Log in to QDS with your username and password. Navigate to the Notebooks page.

Understanding Notebooks

You can create any number of new notebooks. Notebooks data is synced and persisted in cloud storage (for example S3) regularly. Notebooks are associated with a cluster, so notebooks from cluster A can not be accessed by cluster B.

See Notebooks for more information on Qubole’s Notebooks. For more information, see:

Understanding Spark Notebooks and Interpreters describes Spark interpreters.
Configuring a Spark Notebook describes the configuration associated with the Spark notebook.
Running Spark Notebooks in a Schedule describes how to schedule notebooks using the Qubole Scheduler
Run a Notebook describes how to run a notebook through a REST API call.

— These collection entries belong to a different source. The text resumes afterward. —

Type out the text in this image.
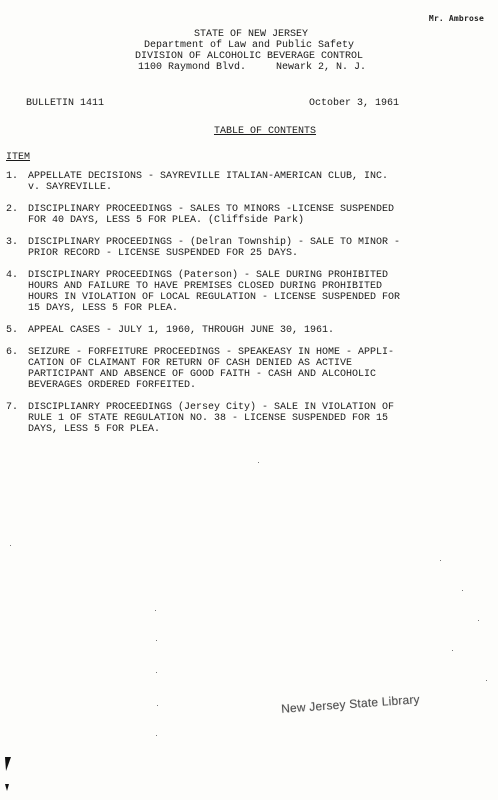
Mr. Ambrose
STATE OF NEW JERSEY
Department of Law and Public Safety
DIVISION OF ALCOHOLIC BEVERAGE CONTROL
1100 Raymond Blvd.     Newark 2, N. J.
BULLETIN 1411	October 3, 1961
TABLE OF CONTENTS
ITEM
1. APPELLATE DECISIONS - SAYREVILLE ITALIAN-AMERICAN CLUB, INC.
v. SAYREVILLE.
2. DISCIPLINARY PROCEEDINGS - SALES TO MINORS -LICENSE SUSPENDED
FOR 40 DAYS, LESS 5 FOR PLEA. (Cliffside Park)
3. DISCIPLINARY PROCEEDINGS - (Delran Township) - SALE TO MINOR -
PRIOR RECORD - LICENSE SUSPENDED FOR 25 DAYS.
4. DISCIPLINARY PROCEEDINGS (Paterson) - SALE DURING PROHIBITED
HOURS AND FAILURE TO HAVE PREMISES CLOSED DURING PROHIBITED
HOURS IN VIOLATION OF LOCAL REGULATION - LICENSE SUSPENDED FOR
15 DAYS, LESS 5 FOR PLEA.
5. APPEAL CASES - JULY 1, 1960, THROUGH JUNE 30, 1961.
6. SEIZURE - FORFEITURE PROCEEDINGS - SPEAKEASY IN HOME - APPLI-
CATION OF CLAIMANT FOR RETURN OF CASH DENIED AS ACTIVE
PARTICIPANT AND ABSENCE OF GOOD FAITH - CASH AND ALCOHOLIC
BEVERAGES ORDERED FORFEITED.
7. DISCIPLIANRY PROCEEDINGS (Jersey City) - SALE IN VIOLATION OF
RULE 1 OF STATE REGULATION NO. 38 - LICENSE SUSPENDED FOR 15
DAYS, LESS 5 FOR PLEA.
New Jersey State Library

Associating Interpreters with Notebooks

Spark Interpreters are associated with notebooks by default. However, if you want to use any user interpreter then you must associate the interpreter with the notebook. Interpreters are started on demand when required by notebooks.

On the Notebooks page, click on the Gear icon.

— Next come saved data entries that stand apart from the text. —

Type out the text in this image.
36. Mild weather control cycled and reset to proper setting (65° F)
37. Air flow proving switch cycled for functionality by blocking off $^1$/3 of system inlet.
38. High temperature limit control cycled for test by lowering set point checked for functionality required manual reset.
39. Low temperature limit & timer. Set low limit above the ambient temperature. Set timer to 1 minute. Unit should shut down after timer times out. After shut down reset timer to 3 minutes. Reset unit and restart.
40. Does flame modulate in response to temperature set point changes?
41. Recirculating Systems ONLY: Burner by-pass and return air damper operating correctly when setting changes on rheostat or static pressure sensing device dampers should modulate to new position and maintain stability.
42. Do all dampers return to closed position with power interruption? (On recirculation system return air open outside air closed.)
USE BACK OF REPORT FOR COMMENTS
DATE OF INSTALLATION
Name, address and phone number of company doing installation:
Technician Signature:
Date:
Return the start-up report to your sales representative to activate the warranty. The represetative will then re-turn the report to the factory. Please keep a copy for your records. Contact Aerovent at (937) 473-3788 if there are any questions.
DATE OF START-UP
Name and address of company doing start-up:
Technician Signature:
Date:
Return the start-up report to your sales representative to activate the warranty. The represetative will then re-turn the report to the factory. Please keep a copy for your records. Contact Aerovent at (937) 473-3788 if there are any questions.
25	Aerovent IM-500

On the Settings page, list of Interpreters are displayed as shown in the following figure.

The first interpreter on the list is the default interpreter.
Click on the required interpreter to associate with the notebook.
Click Save.

Running Concurrent Spark Commands

You can run multiple Spark SQL commands in parallel.

On the Notebooks page, click Interpreters.

For the required interpreter, click on the corresponding edit button.

Set the following properties:

zeppelin.spark.concurrentSQL = true

zepplin.spark.sql.maxConcurrency = number of concurrent commands to be run

Create multiple paragraphs with Spark SQL commands and click the Run icon on the left side to run all the paragraphs.

All the paragraphs run concurrently.

Using SparkContext, HiveContext and SQLContext Objects

Similar to a Spark shell, a SparkContext (SC) object is available in the Notebook. In addition, HiveContext is also available in a Notebook if you have to set the following configuration to true in interpreter settings:

zeppelin.spark.useHiveContext

If this configuration is not set to true, then SQLContext is available in a Notebook instead of HiveContext.